Herr Minister, sind Sie bereit, mir zuzugestehen, dass ich mitnichten gesagt habe, dass ich eine beamtenähnliche Dauergarantie fordere, sondern eine Perspektive bei entsprechenden Leistungen gefordert habe analog denen in den USA? Perspektive bedeutet keine Garantie. Sind Sie bereit, zuzugestehen, dass das nichts damit zu tun hat, dass in den USA unbefristete Wissenschaftlerstellen gemacht werden, sondern die Fragestellung schlicht und ergreifend ist: Wann kriege ich eine Perspektive, dass ich das erreichen kann, wenn ich entsprechende Leistungen erbringe?
- Der Abgeordnete Habeck hat mir eben empfohlen, mit Ja zu antworten. Das mache ich konditioniert. Ich gestehe es Ihnen zu, verweise aber darauf, dass,
egal, ob Sie es beamtenrechtlich hinterlegen oder nicht, ich den Anspruch, dass jemand, der sich für eine bestimmte akademische Qualifikation interessiert, eine Einstellungsperspektive unabhängig davon, ob er seine Qualifikation erreicht oder nicht, bekommt, für problematisch halte.
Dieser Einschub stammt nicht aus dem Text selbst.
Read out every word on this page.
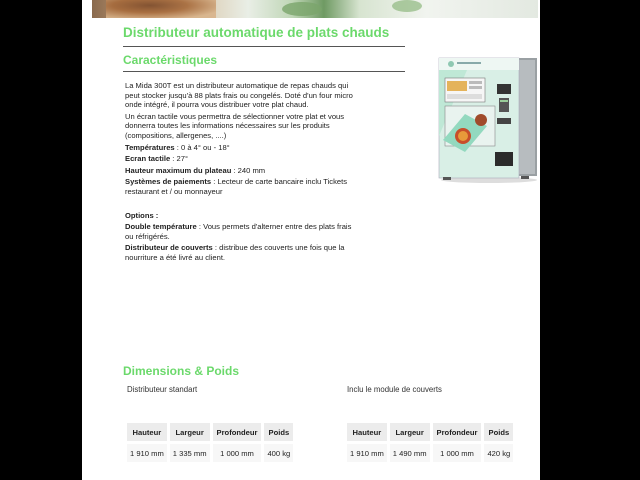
Distributeur automatique de plats chauds
Caractéristiques

La Mida 300T est un distributeur automatique de repas chauds qui peut stocker jusqu'à 88 plats frais ou congelés. Doté d'un four micro onde intégré, il pourra vous distribuer votre plat chaud.

Un écran tactile vous permettra de sélectionner votre plat et vous donnerra toutes les informations nécessaires sur les produits (compositions, allergenes, ....)

Températures : 0 à 4° ou - 18°

Ecran tactile : 27°

Hauteur maximum du plateau : 240 mm

Systèmes de paiements : Lecteur de carte bancaire inclu Tickets restaurant et / ou monnayeur

Options :

Double température : Vous permets d'alterner entre des plats frais ou réfrigérés.

Distributeur de couverts : distribue des couverts une fois que la nourriture a été livré au client.

Dimensions & Poids
Distributeur standart	Inclu le module de couverts
Hauteur	Largeur	Profondeur	Poids
1 910 mm	1 335 mm	1 000 mm	400 kg
Hauteur	Largeur	Profondeur	Poids
1 910 mm	1 490 mm	1 000 mm	420 kg
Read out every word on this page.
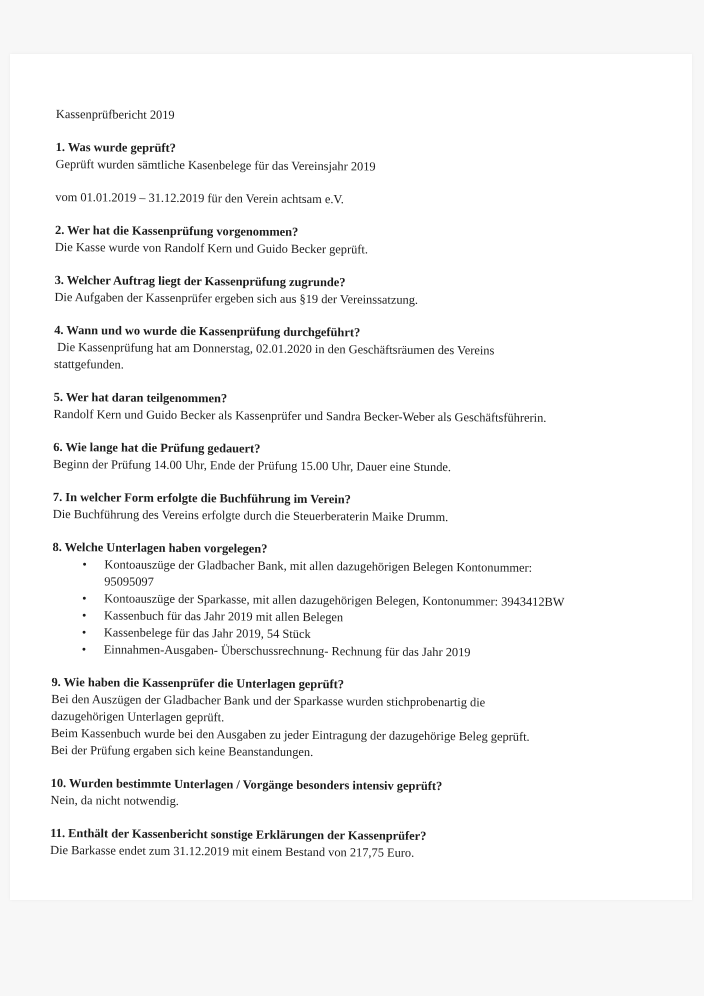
Kassenprüfbericht 2019
1. Was wurde geprüft?
Geprüft wurden sämtliche Kasenbelege für das Vereinsjahr 2019
vom 01.01.2019 – 31.12.2019 für den Verein achtsam e.V.
2. Wer hat die Kassenprüfung vorgenommen?
Die Kasse wurde von Randolf Kern und Guido Becker geprüft.
3. Welcher Auftrag liegt der Kassenprüfung zugrunde?
Die Aufgaben der Kassenprüfer ergeben sich aus §19 der Vereinssatzung.
4. Wann und wo wurde die Kassenprüfung durchgeführt?
Die Kassenprüfung hat am Donnerstag, 02.01.2020 in den Geschäftsräumen des Vereins
stattgefunden.
5. Wer hat daran teilgenommen?
Randolf Kern und Guido Becker als Kassenprüfer und Sandra Becker-Weber als Geschäftsführerin.
6. Wie lange hat die Prüfung gedauert?
Beginn der Prüfung 14.00 Uhr, Ende der Prüfung 15.00 Uhr, Dauer eine Stunde.
7. In welcher Form erfolgte die Buchführung im Verein?
Die Buchführung des Vereins erfolgte durch die Steuerberaterin Maike Drumm.
8. Welche Unterlagen haben vorgelegen?
• Kontoauszüge der Gladbacher Bank, mit allen dazugehörigen Belegen Kontonummer:
95095097
• Kontoauszüge der Sparkasse, mit allen dazugehörigen Belegen, Kontonummer: 3943412BW
• Kassenbuch für das Jahr 2019 mit allen Belegen
• Kassenbelege für das Jahr 2019, 54 Stück
• Einnahmen-Ausgaben- Überschussrechnung- Rechnung für das Jahr 2019
9. Wie haben die Kassenprüfer die Unterlagen geprüft?
Bei den Auszügen der Gladbacher Bank und der Sparkasse wurden stichprobenartig die
dazugehörigen Unterlagen geprüft.
Beim Kassenbuch wurde bei den Ausgaben zu jeder Eintragung der dazugehörige Beleg geprüft.
Bei der Prüfung ergaben sich keine Beanstandungen.
10. Wurden bestimmte Unterlagen / Vorgänge besonders intensiv geprüft?
Nein, da nicht notwendig.
11. Enthält der Kassenbericht sonstige Erklärungen der Kassenprüfer?
Die Barkasse endet zum 31.12.2019 mit einem Bestand von 217,75 Euro.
- Ich komme jetzt zu dem, was ich weiter ausführen möchte. Ich möchte, dass sich die Rede der Landesregierung nicht allein in einem Dialog widerspiegelt. Wir wollen es mit der Dialogkultur nicht übertreiben.
Deshalb möchte ich auf das eingehen, was die Fraktion DIE LINKE beantragt hat, das auch ein bisschen in diese Richtung geht.
Wenn ich mir das ansehe, stelle ich fest: Es gibt insgesamt neun Forderungen, die erhoben werden, die alle verbunden werden mit den Stichworten: unbefristet, Dauerstellen, Gesamtlaufzeit, Unterbrechung vermeiden, Zeitverträge vermeiden und so weiter. Dann konzediere ich in der Tat, dass das bestimmte Herausforderungen für diejenigen sind, die sich für wissenschaftliche Nachwuchsstellen interessieren. Es ist aber das Wesen einer wissenschaftlichen Nachwuchsstelle, dass sie befristet ist. Ich warne auch davor, in einem frühen Stadium der Qualifikation Dauerstellen einzurichten. Eine Dauerstelle, die über 30, manchmal 40 Jahre vergeben wird, führt nämlich dazu, dass sich andere auf dieser Stelle nicht mehr qualifizieren können. Die schrittweise Qualifizierung ist nun einmal ein Kernelement einer wissenschaftlichen Ausbildung und Qualifizierung. Deshalb würden Sie der Wissenschaft sogar einen Bärendienst erweisen, wenn Sie alle Stellen in Dauerstellen umstellen würden.
In diesem Zusammenhang möchte ich auf das zurückkommen, was Sie, Herr Andresen, hinsichtlich der Exzellenzinitiative gesagt haben. Es stimmt, die Exzellenzinitiative ist einer der wissenschaftlichen Schwerpunkte dieser Landesregierung, aber beileibe nicht der einzige. Ein weiterer Schwerpunkt dieser Landesregierung besteht auch darin, weitere Forschungseinrichtungen nach SchleswigHolstein zu bekommen, weil es auch das Ergebnis rot-grüner Regierungspolitik in Schleswig-Holstein gewesen ist, dass wir in beklagenswerter Weise mit außeruniversitären Forschungseinrichtungen unterausgestattet waren.